Lap dancer was not an employee

In Stringfellow Restaurants Ltd v Quashie the Court of Appeal ruled that a lap dancer was not

In Stringfellow Restaurants Ltd v Quashie the Court of Appeal ruled that a lap dancer was not an employee and, therefore, unable to pursue an unfair dismissal claim. The essential ingredient to give rise to an employment relationship was missing, i.e. the mutuality of obligation on the employer to provide and pay for work and for theindividual to accept that work. Stringfellows was under no obligation to pay Quashie anything. She negotiated her own dance prices with customers, who paid her directly, and risked being out of pocket on any given night, because she also had to pay the club for using its facilities. In the Court's view, it would be unusual to find an employment relationship where the individual is paid exclusively by third parties and takes such an economic risk.
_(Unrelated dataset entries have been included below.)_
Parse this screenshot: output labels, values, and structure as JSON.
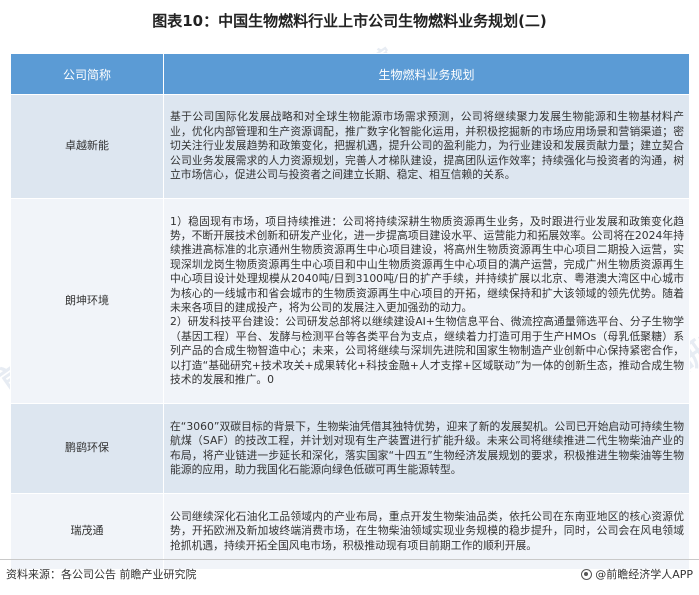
{
  "title": "图表10：中国生物燃料行业上市公司生物燃料业务规划(二)",
  "table": {
    "headers": [
      "公司简称",
      "生物燃料业务规划"
    ],
    "rows": [
      {
        "company": "卓越新能",
        "plan": "基于公司国际化发展战略和对全球生物能源市场需求预测，公司将继续聚力发展生物能源和生物基材料产业，优化内部管理和生产资源调配，推广数字化智能化运用，并积极挖掘新的市场应用场景和营销渠道；密切关注行业发展趋势和政策变化，把握机遇，提升公司的盈利能力，为行业建设和发展贡献力量；建立契合公司业务发展需求的人力资源规划，完善人才梯队建设，提高团队运作效率；持续强化与投资者的沟通，树立市场信心，促进公司与投资者之间建立长期、稳定、相互信赖的关系。"
      },
      {
        "company": "朗坤环境",
        "plan": "1）稳固现有市场，项目持续推进：公司将持续深耕生物质资源再生业务，及时跟进行业发展和政策变化趋势，不断开展技术创新和研发产业化，进一步提高项目建设水平、运营能力和拓展效率。公司将在2024年持续推进高标准的北京通州生物质资源再生中心项目建设，将高州生物质资源再生中心项目二期投入运营，实现深圳龙岗生物质资源再生中心项目和中山生物质资源再生中心项目的满产运营，完成广州生物质资源再生中心项目设计处理规模从2040吨/日到3100吨/日的扩产手续，并持续扩展以北京、粤港澳大湾区中心城市为核心的一线城市和省会城市的生物质资源再生中心项目的开拓，继续保持和扩大该领域的领先优势。随着未来各项目的建成投产，将为公司的发展注入更加强劲的动力。\n2）研发科技平台建设：公司研发总部将以继续建设AI+生物信息平台、微流控高通量筛选平台、分子生物学（基因工程）平台、发酵与检测平台等各类平台为支点，继续着力打造可用于生产HMOs（母乳低聚糖）系列产品的合成生物智造中心；未来，公司将继续与深圳先进院和国家生物制造产业创新中心保持紧密合作，以打造“基础研究+技术攻关+成果转化+科技金融+人才支撑+区域联动”为一体的创新生态，推动合成生物技术的发展和推广。0"
      },
      {
        "company": "鹏鹞环保",
        "plan": "在“3060”双碳目标的背景下，生物柴油凭借其独特优势，迎来了新的发展契机。公司已开始启动可持续生物航煤（SAF）的技改工程，并计划对现有生产装置进行扩能升级。未来公司将继续推进二代生物柴油产业的布局，将产业链进一步延长和深化，落实国家“十四五”生物经济发展规划的要求，积极推进生物柴油等生物能源的应用，助力我国化石能源向绿色低碳可再生能源转型。"
      },
      {
        "company": "瑞茂通",
        "plan": "公司继续深化石油化工品领域内的产业布局，重点开发生物柴油品类，依托公司在东南亚地区的核心资源优势，开拓欧洲及新加坡终端消费市场，在生物柴油领域实现业务规模的稳步提升，同时，公司会在风电领域抢抓机遇，持续开拓全国风电市场，积极推动现有项目前期工作的顺利开展。"
      }
    ]
  },
  "footer": {
    "source": "资料来源：各公司公告 前瞻产业研究院",
    "brand": "@前瞻经济学人APP"
  },
  "watermark": {
    "text": "前瞻产业研究院",
    "color": "#8aa4c8"
  },
  "colors": {
    "header_bg": "#5b9bd5",
    "row_odd": "#dde6f0",
    "row_even": "#f1f4f9"
  }
}
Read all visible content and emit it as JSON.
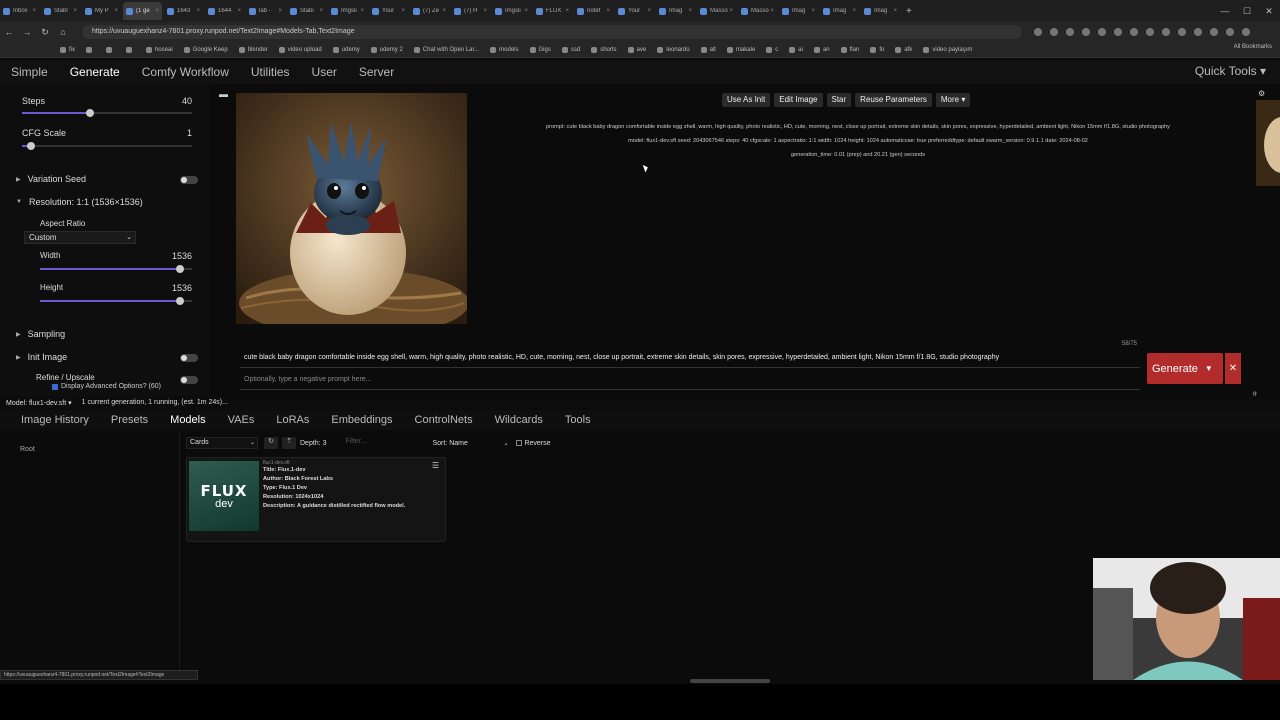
{
  "browser": {
    "tabs": [
      "Inbox",
      "Stabl",
      "My P",
      "(1 ge",
      "1643",
      "1644",
      "lab -",
      "Stabi",
      "Imgsli",
      "Your",
      "(7) Ze",
      "(7) H",
      "Imgsli",
      "FLUX",
      "notef",
      "Your",
      "Imag",
      "Masso",
      "Masso",
      "Imag",
      "Imag",
      "Imag"
    ],
    "url": "https://uvuauguexhanz4-7801.proxy.runpod.net/Text2Image#Models-Tab,Text2Image",
    "bookmarks": [
      "fix",
      "",
      "",
      "",
      "hoseai",
      "Google Keep",
      "blender",
      "video upload",
      "udemy",
      "udemy 2",
      "Chat with Open Lar...",
      "models",
      "Gigs",
      "ssd",
      "shorts",
      "ave",
      "leonardo",
      "alt",
      "makale",
      "c",
      "ai",
      "an",
      "flan",
      "fo",
      "afk",
      "video paylaşım"
    ],
    "all_bookmarks": "All Bookmarks"
  },
  "nav": {
    "tabs": [
      "Simple",
      "Generate",
      "Comfy Workflow",
      "Utilities",
      "User",
      "Server"
    ],
    "quick_tools": "Quick Tools ▾"
  },
  "left": {
    "steps_label": "Steps",
    "steps_value": "40",
    "steps_fraction": 0.4,
    "cfg_label": "CFG Scale",
    "cfg_value": "1",
    "cfg_fraction": 0.05,
    "variation_seed": "Variation Seed",
    "resolution": "Resolution: 1:1 (1536×1536)",
    "aspect_label": "Aspect Ratio",
    "aspect_value": "Custom",
    "width_label": "Width",
    "width_value": "1536",
    "width_fraction": 0.92,
    "height_label": "Height",
    "height_value": "1536",
    "height_fraction": 0.92,
    "sampling": "Sampling",
    "init_image": "Init Image",
    "refine": "Refine / Upscale",
    "advanced": "Display Advanced Options? (60)"
  },
  "image_buttons": [
    "Use As Init",
    "Edit Image",
    "Star",
    "Reuse Parameters",
    "More ▾"
  ],
  "meta": {
    "line1": "prompt: cute black baby dragon comfortable inside egg shell, warm, high quality, photo realistic, HD, cute, morning, nest, close up portrait, extreme skin details, skin pores, expressive, hyperdetailed, ambient light, Nikon 15mm f/1.8G, studio photography",
    "line2": "model: flux1-dev.sft    seed: 2043067546    steps: 40    cfgscale: 1    aspectratio: 1:1    width: 1024    height: 1024    automaticvae: true    preferreddtype: default    swarm_version: 0.9.1.1    date: 2024-08-02",
    "line3": "generation_time: 0.01 (prep) and 20.21 (gen) seconds"
  },
  "prompt": {
    "text": "cute black baby dragon comfortable inside egg shell, warm, high quality, photo realistic, HD, cute, morning, nest, close up portrait, extreme skin details, skin pores, expressive, hyperdetailed, ambient light, Nikon 15mm f/1.8G, studio photography",
    "negative_placeholder": "Optionally, type a negative prompt here...",
    "token_count": "58/75",
    "generate": "Generate"
  },
  "status": {
    "model": "Model:  flux1-dev.sft ▾",
    "queue": "1 current generation, 1 running, (est. 1m 24s)..."
  },
  "bottom_tabs": [
    "Image History",
    "Presets",
    "Models",
    "VAEs",
    "LoRAs",
    "Embeddings",
    "ControlNets",
    "Wildcards",
    "Tools"
  ],
  "models": {
    "root": "Root",
    "view": "Cards",
    "depth": "Depth: 3",
    "filter_placeholder": "Filter...",
    "sort": "Sort: Name",
    "reverse": "Reverse",
    "card": {
      "filename": "flux1-dev.sft",
      "title": "Title: Flux.1-dev",
      "author": "Author: Black Forest Labs",
      "type": "Type: Flux.1 Dev",
      "resolution": "Resolution: 1024x1024",
      "description": "Description: A guidance distilled rectified flow model.",
      "thumb_line1": "FLUX",
      "thumb_line2": "dev"
    }
  },
  "status_url": "https://uvuauguexhanz4-7801.proxy.runpod.net/Text2Image#Text2Image",
  "colors": {
    "accent": "#b32c2c",
    "slider": "#6a5acd"
  }
}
This conclusion was reinforced by the terms of the dancer's contract, under which the parties clearly intended self-employed status.

This case confirms: (i) the need to ensure that the express terms of a contract, both written and oral, reflect the true nature of the working relationship; (ii) that in practice the contract must operate in the way intended; (iii) that for a contract of employment to exist, there must be a mutuality of obligation to provide work and to perform the work provided – the “wage-work” bargain.